A nationwide study called FASTER, or First And Second Trimester Evaluation of Risk, points to a safe and painless new way to detect whether a pregnant woman's fetus has Down syndrome.
CBS News Correspondent Byron Pitts reports patients receive a triple-screen blood test - one in the first trimester, at ten to twelve weeks, and another in the second trimester another blood test and ultrasound.
"We measure by ultrasound the thickness of skin at the back of the baby's neck," explains Dr. Fergal Malone, the director of the prenatal center at New York Presbyterian Hospital at Columbia University. "The thicker the area, the greater the chance the baby might have a problem like Down's syndrome."
Dr. Malone points out that as women age, their risk of having a Down's syndrome child increases, from a low of about one in 1,000 in a 20-year-old woman to one in 50 in a 40-year-old woman.
That means 49 of those 50 women are risking the health of their unborn child by having amniocentesis.
"One can image how heartbreaking that would be for a patient -to have a pregnancy loss or a normal baby [lost] simply for having a procedure," Dr. Malone says.

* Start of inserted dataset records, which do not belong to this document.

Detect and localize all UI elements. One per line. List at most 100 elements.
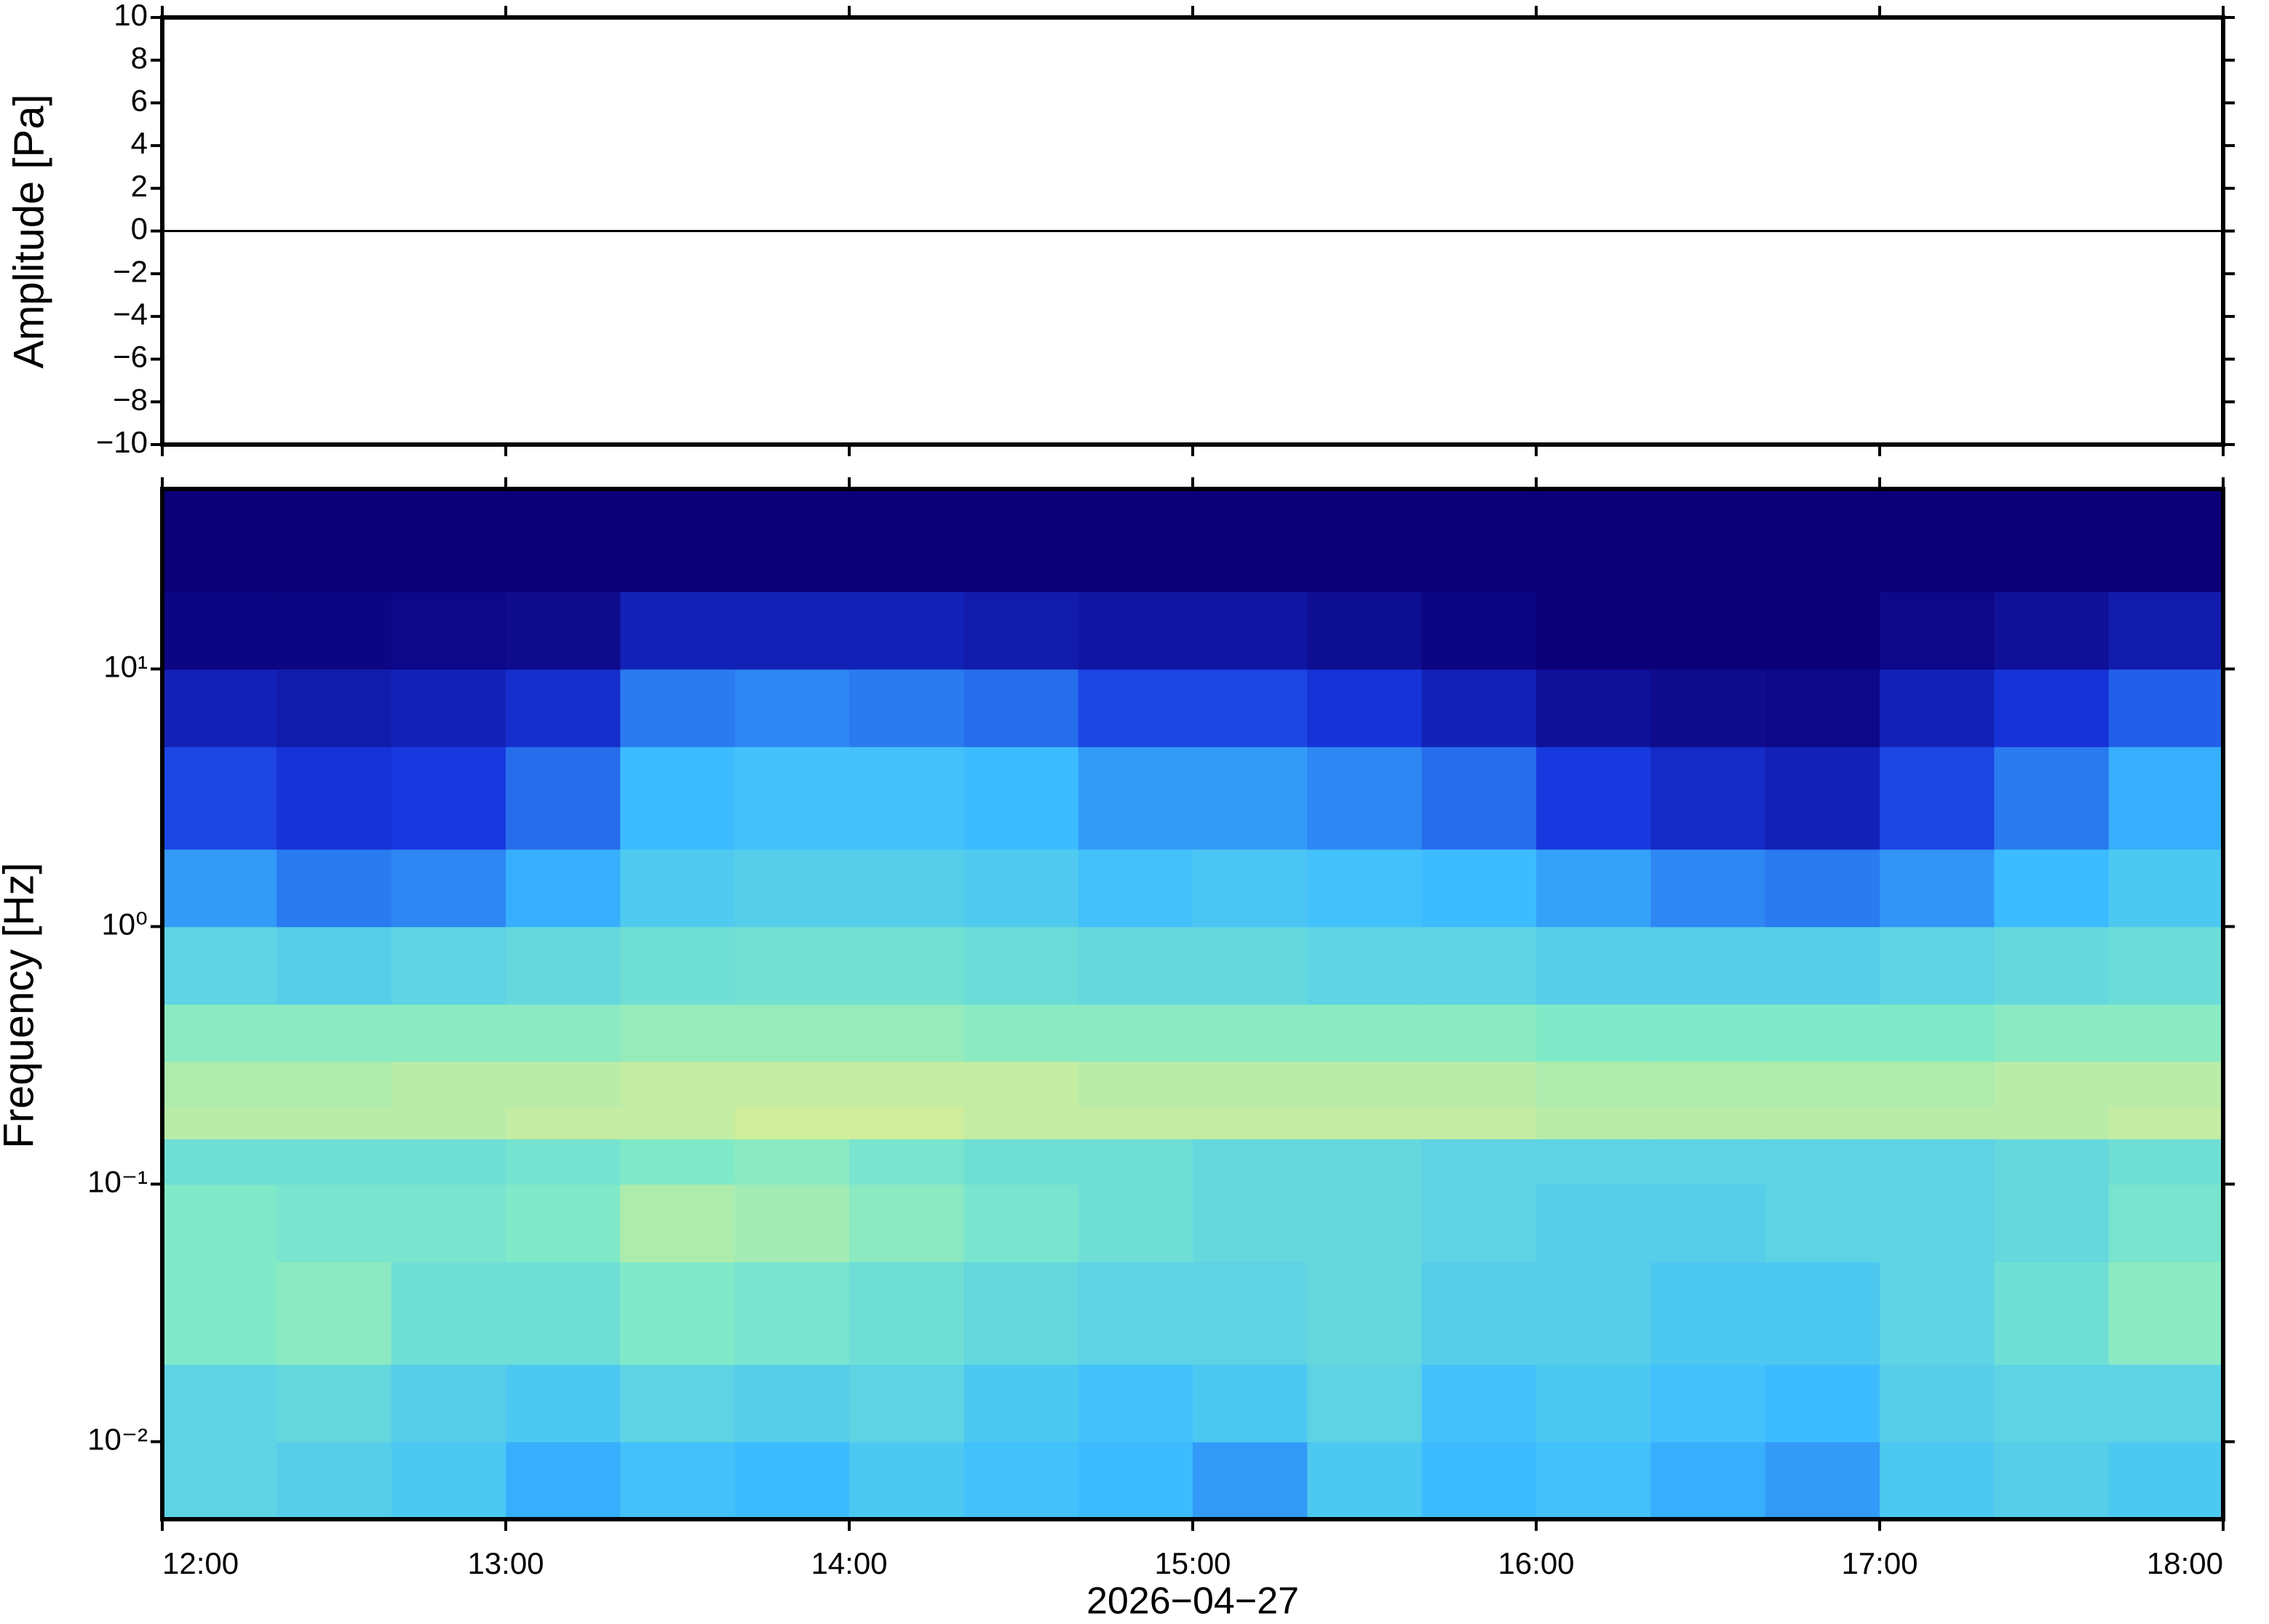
heatmap-cell	[1307, 1441, 1423, 1520]
heatmap-cell	[1765, 591, 1880, 670]
heatmap-cell	[620, 1139, 736, 1185]
heatmap-cell	[1536, 848, 1652, 928]
heatmap-cell	[1536, 1061, 1652, 1107]
heatmap-cell	[620, 1184, 736, 1262]
heatmap-cell	[1421, 591, 1537, 670]
heatmap-cell	[1650, 1364, 1766, 1443]
heatmap-cell	[506, 1139, 621, 1185]
heatmap-cell	[2108, 1364, 2224, 1443]
heatmap-cell	[1880, 1184, 1995, 1262]
heatmap-cell	[1765, 1139, 1880, 1185]
heatmap-cell	[1307, 1139, 1423, 1185]
heatmap-cell	[620, 1061, 736, 1107]
heatmap-cell	[849, 591, 965, 670]
heatmap-cell	[1193, 747, 1308, 850]
heatmap-cell	[1307, 848, 1423, 928]
heatmap-cell	[1193, 1004, 1308, 1062]
heatmap-cell	[1880, 926, 1995, 1005]
heatmap-cell	[2108, 848, 2224, 928]
heatmap-cell	[1193, 1106, 1308, 1139]
heatmap-cell	[277, 669, 392, 747]
y-tick-label: −8	[113, 382, 148, 416]
heatmap-cell	[849, 1061, 965, 1107]
heatmap-cell	[849, 747, 965, 850]
heatmap-cell	[1994, 1262, 2110, 1365]
heatmap-cell	[1765, 1106, 1880, 1139]
heatmap-cell	[162, 1441, 278, 1520]
heatmap-cell	[1650, 1061, 1766, 1107]
x-tick-label: 18:00	[2147, 1546, 2223, 1580]
heatmap-cell	[1078, 1106, 1193, 1139]
heatmap-cell	[277, 1139, 392, 1185]
heatmap-cell	[1880, 1061, 1995, 1107]
heatmap-cell	[849, 1184, 965, 1262]
heatmap-cell	[1650, 1184, 1766, 1262]
heatmap-cell	[963, 1106, 1079, 1139]
heatmap-cell	[1307, 1106, 1423, 1139]
heatmap-cell	[506, 1106, 621, 1139]
y-tick-label: 10⁰	[101, 907, 148, 942]
heatmap-cell	[1421, 1061, 1537, 1107]
y-tick-label: 4	[131, 126, 148, 160]
heatmap-cell	[1193, 591, 1308, 670]
heatmap-cell	[391, 1262, 506, 1365]
heatmap-cell	[1078, 1139, 1193, 1185]
heatmap-cell	[1650, 848, 1766, 928]
heatmap-cell	[963, 926, 1079, 1005]
heatmap-cell	[1421, 1184, 1537, 1262]
heatmap-cell	[1307, 1004, 1423, 1062]
heatmap-cell	[1650, 1441, 1766, 1520]
heatmap-cell	[1536, 1139, 1652, 1185]
spectrogram	[162, 489, 2224, 1520]
heatmap-cell	[849, 1364, 965, 1443]
heatmap-cell	[1765, 1364, 1880, 1443]
heatmap-cell	[277, 1184, 392, 1262]
y-tick-label: −2	[113, 254, 148, 288]
heatmap-cell	[162, 1139, 278, 1185]
y-tick-label: −6	[113, 340, 148, 374]
heatmap-cell	[277, 591, 392, 670]
heatmap-cell	[963, 848, 1079, 928]
heatmap-cell	[391, 848, 506, 928]
heatmap-cell	[1650, 1139, 1766, 1185]
heatmap-cell	[1650, 669, 1766, 747]
heatmap-cell	[1994, 926, 2110, 1005]
heatmap-cell	[963, 1364, 1079, 1443]
heatmap-cell	[620, 1364, 736, 1443]
y-tick-label: 8	[131, 41, 148, 75]
heatmap-cell	[1193, 1441, 1308, 1520]
y-axis-title: Amplitude [Pa]	[5, 94, 52, 368]
heatmap-cell	[2108, 1106, 2224, 1139]
heatmap-cell	[1536, 747, 1652, 850]
heatmap-cell	[1536, 1004, 1652, 1062]
heatmap-cell	[1994, 489, 2110, 592]
heatmap-cell	[162, 669, 278, 747]
heatmap-cell	[1765, 669, 1880, 747]
heatmap-cell	[963, 489, 1079, 592]
heatmap-cell	[1078, 926, 1193, 1005]
y-tick-label: 2	[131, 169, 148, 203]
heatmap-cell	[1078, 669, 1193, 747]
heatmap-cell	[1765, 747, 1880, 850]
heatmap-cell	[963, 1139, 1079, 1185]
heatmap-cell	[391, 1364, 506, 1443]
heatmap-cell	[2108, 1139, 2224, 1185]
y-tick-label: 10¹	[103, 650, 148, 684]
heatmap-cell	[1307, 747, 1423, 850]
heatmap-cell	[1994, 1139, 2110, 1185]
heatmap-cell	[620, 489, 736, 592]
heatmap-cell	[277, 848, 392, 928]
heatmap-cell	[1078, 489, 1193, 592]
y-tick-label: −4	[113, 297, 148, 331]
heatmap-cell	[1307, 591, 1423, 670]
heatmap-cell	[1307, 1364, 1423, 1443]
heatmap-cell	[506, 1441, 621, 1520]
heatmap-cell	[277, 926, 392, 1005]
heatmap-cell	[277, 1441, 392, 1520]
heatmap-cell	[162, 848, 278, 928]
heatmap-cell	[1650, 489, 1766, 592]
heatmap-cell	[1078, 1262, 1193, 1365]
heatmap-cell	[1421, 1106, 1537, 1139]
heatmap-cell	[1193, 1262, 1308, 1365]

Doctors are testing whether the first-trimester tests alone can predict Down's syndrome. Based on mathematical models, they believe they are 90% accurate compared to 60% for the second-trimester blood tests alone.
Of the 1,500 patients tested at the facility, five learned their child would have Down's syndrome. One had a spontaneous miscarriage, three underwent abortions, and one decided to deliver the baby.
If this study proves tests in the first trimester are as accurate as those in the second trimester, the second round of blood tests could be eliminated with the exception of one blood test for spina bifida.